Il libro nuovo di Aldo Nove (uno che ho sempre ammirato un po’ da lontano) non è un romanzo. E’ una raccolta di interviste sul tema del lavoro apparse negli ultimi anni su Liberazione. Un libro snello e terribile, che si fa divorare in un paio di giorni. Secco come un documentario di quelli del nuovo millennio, che ti mettono di fronte le magagne della vita riscoprendo il valore e la produzione di senso del montaggio verticale. Nove introduce ogni intervista con le sue riflessioni personali, che in ogni caso non si vergognano di mostrare esplicitamente le fonti: quelle che ognuno di noi dovrebbe riprendere in mano più e più volte (sopra ogni altra cosa Baudrillard e Debord, tra i pochi ad illuminare le menti curiose sull’attuale senso della vita).

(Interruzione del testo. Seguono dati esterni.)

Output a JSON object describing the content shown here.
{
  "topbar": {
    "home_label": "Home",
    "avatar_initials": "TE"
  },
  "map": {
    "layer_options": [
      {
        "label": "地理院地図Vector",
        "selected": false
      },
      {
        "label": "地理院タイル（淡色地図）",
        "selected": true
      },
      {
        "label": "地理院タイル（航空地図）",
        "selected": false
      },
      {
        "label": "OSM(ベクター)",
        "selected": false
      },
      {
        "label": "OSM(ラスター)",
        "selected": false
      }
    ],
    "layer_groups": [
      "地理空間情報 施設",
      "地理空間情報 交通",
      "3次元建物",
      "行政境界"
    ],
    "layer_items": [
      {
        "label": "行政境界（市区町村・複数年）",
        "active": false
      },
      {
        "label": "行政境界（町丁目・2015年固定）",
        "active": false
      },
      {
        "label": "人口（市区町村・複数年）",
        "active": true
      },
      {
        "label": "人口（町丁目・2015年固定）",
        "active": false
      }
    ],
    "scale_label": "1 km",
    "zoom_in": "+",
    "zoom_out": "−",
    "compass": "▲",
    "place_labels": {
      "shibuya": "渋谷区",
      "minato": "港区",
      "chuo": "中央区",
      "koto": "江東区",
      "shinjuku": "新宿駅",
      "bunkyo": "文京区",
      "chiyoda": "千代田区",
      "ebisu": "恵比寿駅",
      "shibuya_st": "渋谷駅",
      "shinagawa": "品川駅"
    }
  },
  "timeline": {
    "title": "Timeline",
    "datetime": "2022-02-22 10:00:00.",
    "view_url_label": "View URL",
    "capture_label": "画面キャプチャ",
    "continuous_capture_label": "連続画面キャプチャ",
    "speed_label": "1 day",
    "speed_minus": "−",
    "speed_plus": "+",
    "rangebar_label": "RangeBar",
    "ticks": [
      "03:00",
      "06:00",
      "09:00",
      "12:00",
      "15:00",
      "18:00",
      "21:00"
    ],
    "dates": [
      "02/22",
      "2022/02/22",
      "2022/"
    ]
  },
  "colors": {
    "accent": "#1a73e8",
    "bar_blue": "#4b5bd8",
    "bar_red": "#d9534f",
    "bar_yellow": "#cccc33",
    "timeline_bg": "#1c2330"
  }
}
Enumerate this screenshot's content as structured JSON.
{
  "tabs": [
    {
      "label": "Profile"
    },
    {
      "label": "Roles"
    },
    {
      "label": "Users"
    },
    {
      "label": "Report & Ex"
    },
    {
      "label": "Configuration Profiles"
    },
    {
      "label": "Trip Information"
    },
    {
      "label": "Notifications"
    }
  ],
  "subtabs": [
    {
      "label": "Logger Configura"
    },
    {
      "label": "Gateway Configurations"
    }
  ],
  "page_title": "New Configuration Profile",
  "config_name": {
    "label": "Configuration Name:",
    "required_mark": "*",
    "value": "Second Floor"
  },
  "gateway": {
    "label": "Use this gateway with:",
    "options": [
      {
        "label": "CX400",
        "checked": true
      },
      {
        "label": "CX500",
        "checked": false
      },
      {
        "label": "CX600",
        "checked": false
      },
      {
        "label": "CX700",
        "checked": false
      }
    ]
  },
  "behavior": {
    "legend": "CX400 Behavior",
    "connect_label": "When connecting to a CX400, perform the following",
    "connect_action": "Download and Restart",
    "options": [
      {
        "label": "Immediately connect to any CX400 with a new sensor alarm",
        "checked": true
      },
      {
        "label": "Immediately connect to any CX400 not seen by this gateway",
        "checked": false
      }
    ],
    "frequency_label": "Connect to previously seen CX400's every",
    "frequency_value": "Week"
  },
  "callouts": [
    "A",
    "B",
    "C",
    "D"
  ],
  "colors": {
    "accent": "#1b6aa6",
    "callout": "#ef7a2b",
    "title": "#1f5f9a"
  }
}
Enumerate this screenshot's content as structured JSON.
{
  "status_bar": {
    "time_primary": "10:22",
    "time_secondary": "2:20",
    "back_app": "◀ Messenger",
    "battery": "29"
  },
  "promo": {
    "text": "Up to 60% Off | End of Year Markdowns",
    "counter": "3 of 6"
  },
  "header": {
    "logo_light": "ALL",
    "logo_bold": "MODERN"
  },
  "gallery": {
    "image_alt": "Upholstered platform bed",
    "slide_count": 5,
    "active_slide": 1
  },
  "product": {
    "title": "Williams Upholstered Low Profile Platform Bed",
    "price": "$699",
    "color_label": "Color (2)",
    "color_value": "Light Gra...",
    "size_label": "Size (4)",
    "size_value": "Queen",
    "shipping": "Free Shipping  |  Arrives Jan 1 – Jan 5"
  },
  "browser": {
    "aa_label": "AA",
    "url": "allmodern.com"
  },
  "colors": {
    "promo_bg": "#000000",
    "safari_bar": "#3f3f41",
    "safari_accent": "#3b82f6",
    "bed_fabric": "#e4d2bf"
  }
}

E poi ci sono loro, i precari, cui è dedicato il titolo del libro Mi chiamo Roberta, ho 40 anni, guadagno 250 euro al mese… Un titolo atipico (come i lavoratori intervistati) che riassume però il concetto di una generazione senza futuro, senza alcuna possibilità se non quella di attendere con rassegnazione la morte dei propri genitori per poter infine avere la propria prima casa. Storie di avvocati, di operatori di call center, di operai, di producer televisivi, di pastori co.co.pro., di gente che si barcamena tra quattro lavori diversi in una giornata. Storie piccole che messe insieme danno il quadro di un’Italia allo sfascio. Ti lascia un po’ di amaro, e anche un po’ il senso di colpa di quello che ha avuto la botta di culo di vincere un concorso pubblico (ma che fino al 2003 è passato attraverso co.co.co., interinali, due part time diversi ogni giorno, trasferimenti in treno eterni per poter lavorare, casse integrazioni, mobbing e compagnia bella). Una lettura che consiglio vivamente, per capire un po’ di più il senso di un’Italia finta, in cui si continua a recitare una pièce grottesca anche se ci hanno tolto il palco, le luci e i costumi.